Visiblement, Mgr Kutwa se trompe de combat, à moins qu’il ne soit un opposant politique encagoulé.  Il ne lui appartient donc pas, de décider de la succession d’un pouvoir. Loin de là. Pour la simple raison que les autorités actuelles, tout comme celles qui les ont précédées, ont toutes été établies par Dieu, en passant par le jeu politique. Et sur ce terrain-là, la succession n’est pas dévolutive. Les règles sont claires. C’est le peuple qui choisit, à travers l’exercice démocratique, ses gouvernants. Ne dit-on pas que le pouvoir appartient au peuple ?

C'est cette liberté de choix qui s'est opérée de 1960 à 1993 où les Ivoiriens ont accepté  puis voté le Président Houphouët-Boigny durant des décennies. 

C’est donc en toute liberté de conscience, et convaincus de sa capacité à développer la Côte d’Ivoire, que les Ivoiriens ont décidé de confier les rênes du pays à Alassane Ouattara en le votant massivement au second tour de l’élection présidentielle de 2010. Fiers de son travail et de sa formidable reconstruction du pays, ils lui ont renouvelé, en grande majorité, leur confiance en 2015 et en 2020.  Et nul doute qu’ils le referont, en 2025, si le chef de l’Etat accepte de briguer un nouveau mandat comme la loi l'y autorise. Ce qui est leur désir profond, au regard des appels incessants à sa candidature au prochain scrutin présidentiel, un peu partout dans le pays.

"Vox populi vox Dei". Les Latins nous apprennent que la voix du Peuple est la voix de Dieu.  D'où vient-il alors qu'un prélat veuille mettre en cause cette vérité philosophique et politique ?

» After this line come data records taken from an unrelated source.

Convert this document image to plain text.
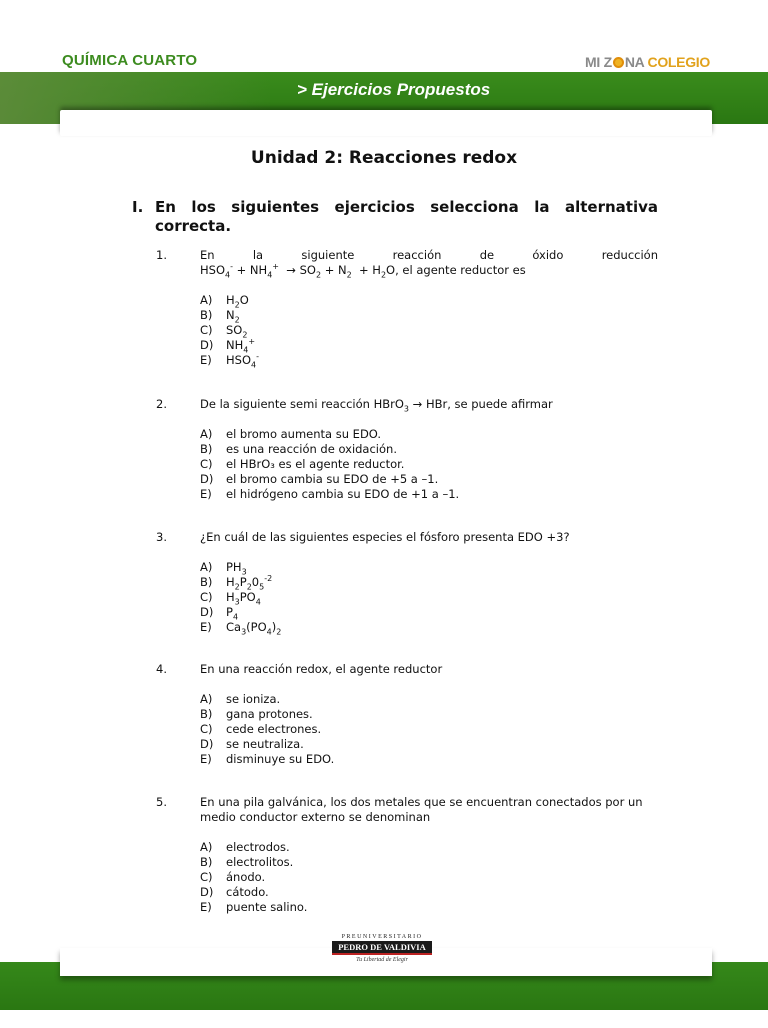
QUÍMICA CUARTO	MI Z NA COLEGIO
> Ejercicios Propuestos
Unidad 2: Reacciones redox
I. En los siguientes ejercicios selecciona la alternativa correcta.
1.	En la siguiente reacción de óxido reducción
$HSO_4^- + NH_4^+ \to SO_2 + N_2 + H_2O$, el agente reductor es
A) $H_2O$
B) $N_2$
C) $SO_2$
D) $NH_4^+$
E) $HSO_4^-$
2.	De la siguiente semi reacción HBrO$_3$ → HBr, se puede afirmar
A) el bromo aumenta su EDO.
B) es una reacción de oxidación.
C) el HBrO₃ es el agente reductor.
D) el bromo cambia su EDO de +5 a –1.
E) el hidrógeno cambia su EDO de +1 a –1.
3.	¿En cuál de las siguientes especies el fósforo presenta EDO +3?
A) $PH_3$
B) $H_2P_20_5^{-2}$
C) $H_3PO_4$
D) $P_4$
E) $Ca_3(PO_4)_2$
4.	En una reacción redox, el agente reductor
A) se ioniza.
B) gana protones.
C) cede electrones.
D) se neutraliza.
E) disminuye su EDO.
5.	En una pila galvánica, los dos metales que se encuentran conectados por un medio conductor externo se denominan
A) electrodos.
B) electrolitos.
C) ánodo.
D) cátodo.
E) puente salino.
PREUNIVERSITARIO
PEDRO DE VALDIVIA
Tu Libertad de Elegir
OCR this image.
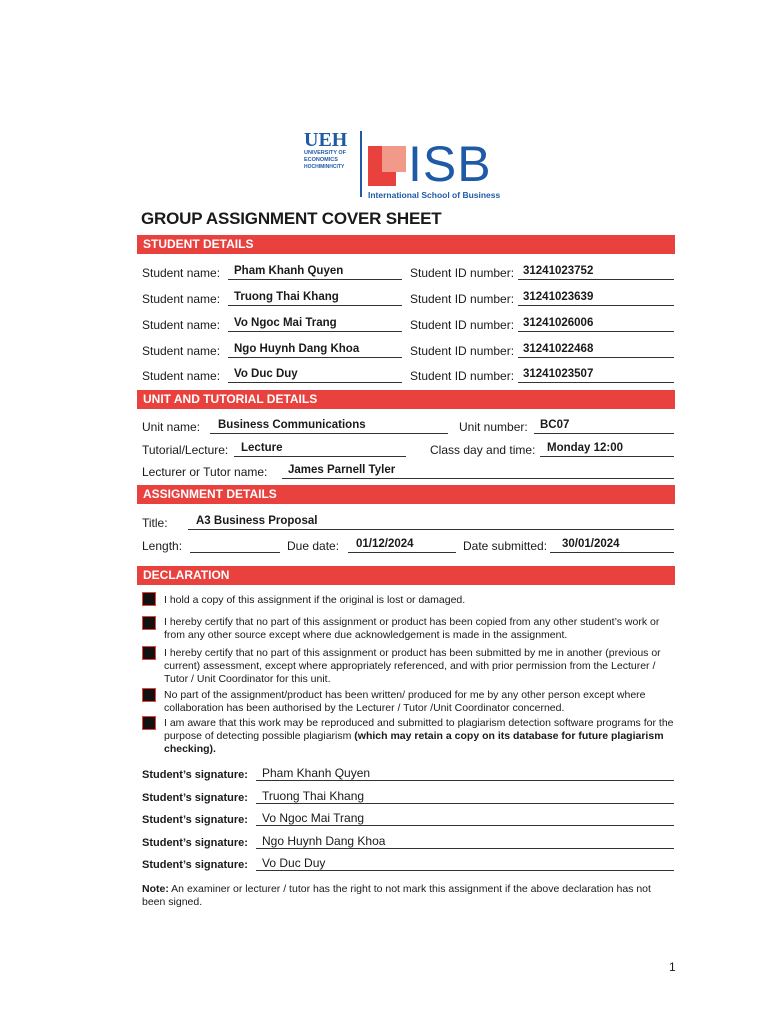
UEH
UNIVERSITY OF
ECONOMICS
HOCHIMINHCITY	ISB
International School of Business
GROUP ASSIGNMENT COVER SHEET
STUDENT DETAILS
Student name: Pham Khanh Quyen	Student ID number: 31241023752
Student name: Truong Thai Khang	Student ID number: 31241023639
Student name: Vo Ngoc Mai Trang	Student ID number: 31241026006
Student name: Ngo Huynh Dang Khoa	Student ID number: 31241022468
Student name: Vo Duc Duy	Student ID number: 31241023507
UNIT AND TUTORIAL DETAILS
Unit name: Business Communications	Unit number: BC07
Tutorial/Lecture: Lecture	Class day and time: Monday 12:00
Lecturer or Tutor name: James Parnell Tyler
ASSIGNMENT DETAILS
Title: A3 Business Proposal
Length:	Due date: 01/12/2024	Date submitted: 30/01/2024
DECLARATION
I hold a copy of this assignment if the original is lost or damaged.
I hereby certify that no part of this assignment or product has been copied from any other student’s work or from any other source except where due acknowledgement is made in the assignment.
I hereby certify that no part of this assignment or product has been submitted by me in another (previous or current) assessment, except where appropriately referenced, and with prior permission from the Lecturer / Tutor / Unit Coordinator for this unit.
No part of the assignment/product has been written/ produced for me by any other person except where collaboration has been authorised by the Lecturer / Tutor /Unit Coordinator concerned.
I am aware that this work may be reproduced and submitted to plagiarism detection software programs for the purpose of detecting possible plagiarism (which may retain a copy on its database for future plagiarism checking).
Student’s signature: Pham Khanh Quyen
Student’s signature: Truong Thai Khang
Student’s signature: Vo Ngoc Mai Trang
Student’s signature: Ngo Huynh Dang Khoa
Student’s signature: Vo Duc Duy
Note: An examiner or lecturer / tutor has the right to not mark this assignment if the above declaration has not been signed.
1
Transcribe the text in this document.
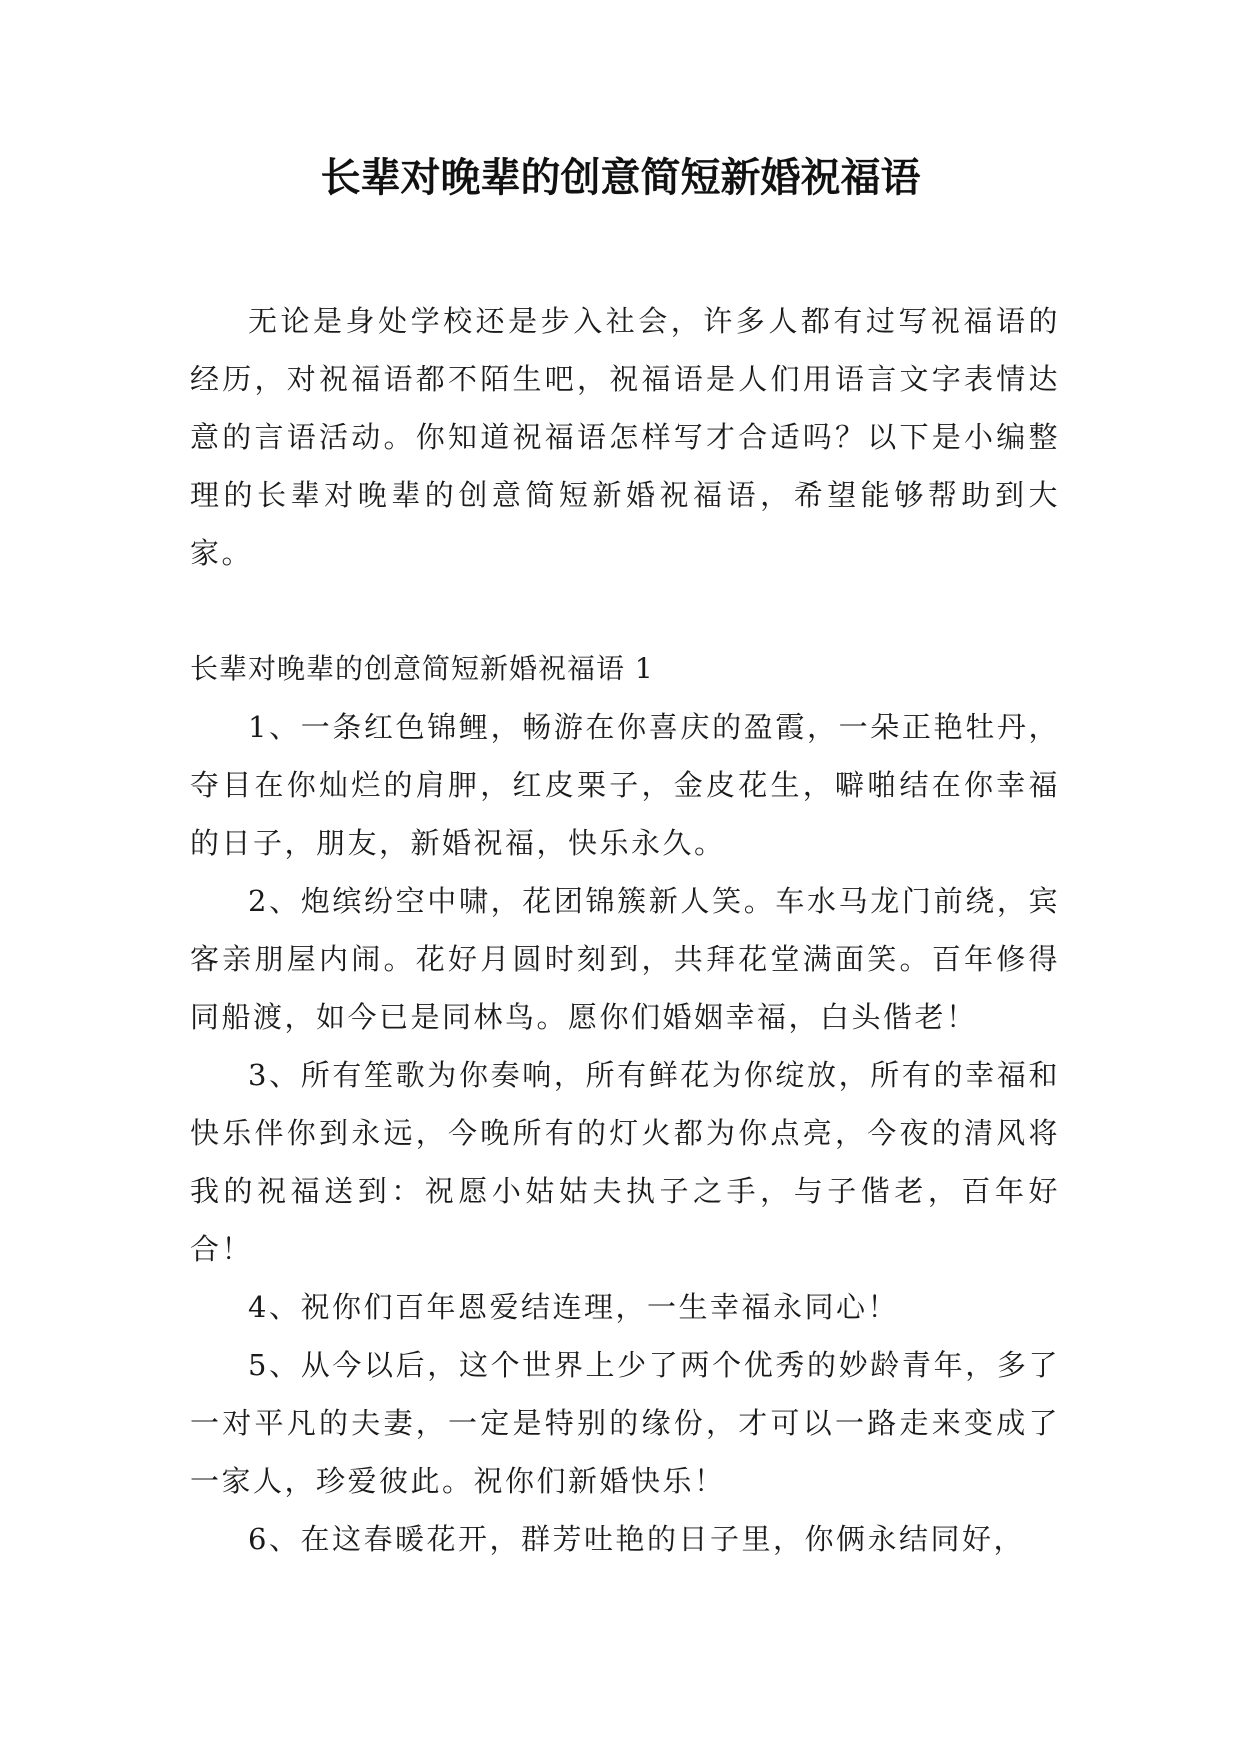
长辈对晚辈的创意简短新婚祝福语

无论是身处学校还是步入社会，许多人都有过写祝福语的经历，对祝福语都不陌生吧，祝福语是人们用语言文字表情达意的言语活动。你知道祝福语怎样写才合适吗？以下是小编整理的长辈对晚辈的创意简短新婚祝福语，希望能够帮助到大家。

长辈对晚辈的创意简短新婚祝福语 1

1、一条红色锦鲤，畅游在你喜庆的盈霞，一朵正艳牡丹，夺目在你灿烂的肩胛，红皮栗子，金皮花生，噼啪结在你幸福的日子，朋友，新婚祝福，快乐永久。

2、炮缤纷空中啸，花团锦簇新人笑。车水马龙门前绕，宾客亲朋屋内闹。花好月圆时刻到，共拜花堂满面笑。百年修得同船渡，如今已是同林鸟。愿你们婚姻幸福，白头偕老！

3、所有笙歌为你奏响，所有鲜花为你绽放，所有的幸福和快乐伴你到永远，今晚所有的灯火都为你点亮，今夜的清风将我的祝福送到：祝愿小姑姑夫执子之手，与子偕老，百年好合！

4、祝你们百年恩爱结连理，一生幸福永同心！

5、从今以后，这个世界上少了两个优秀的妙龄青年，多了一对平凡的夫妻，一定是特别的缘份，才可以一路走来变成了一家人，珍爱彼此。祝你们新婚快乐！

6、在这春暖花开，群芳吐艳的日子里，你俩永结同好，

Si Mgr Kutwa refuse de voir cette réalité qui saute, pourtant, aux yeux, on ne peut pas lui en tenir rigueur. Mais, ce qu’on attend donc de Mgr Kutwa, c’est de quitter ce terrain glissant et de se consacrer pleinement à ce à quoi Dieu l’a destiné :  servir l’église catholique et répandre la parole du Christ auprès des fidèles chrétiens catholiques afin d’arracher des âmes à la déperdition. Au moins, il aura fait œuvre utile pour sa communauté.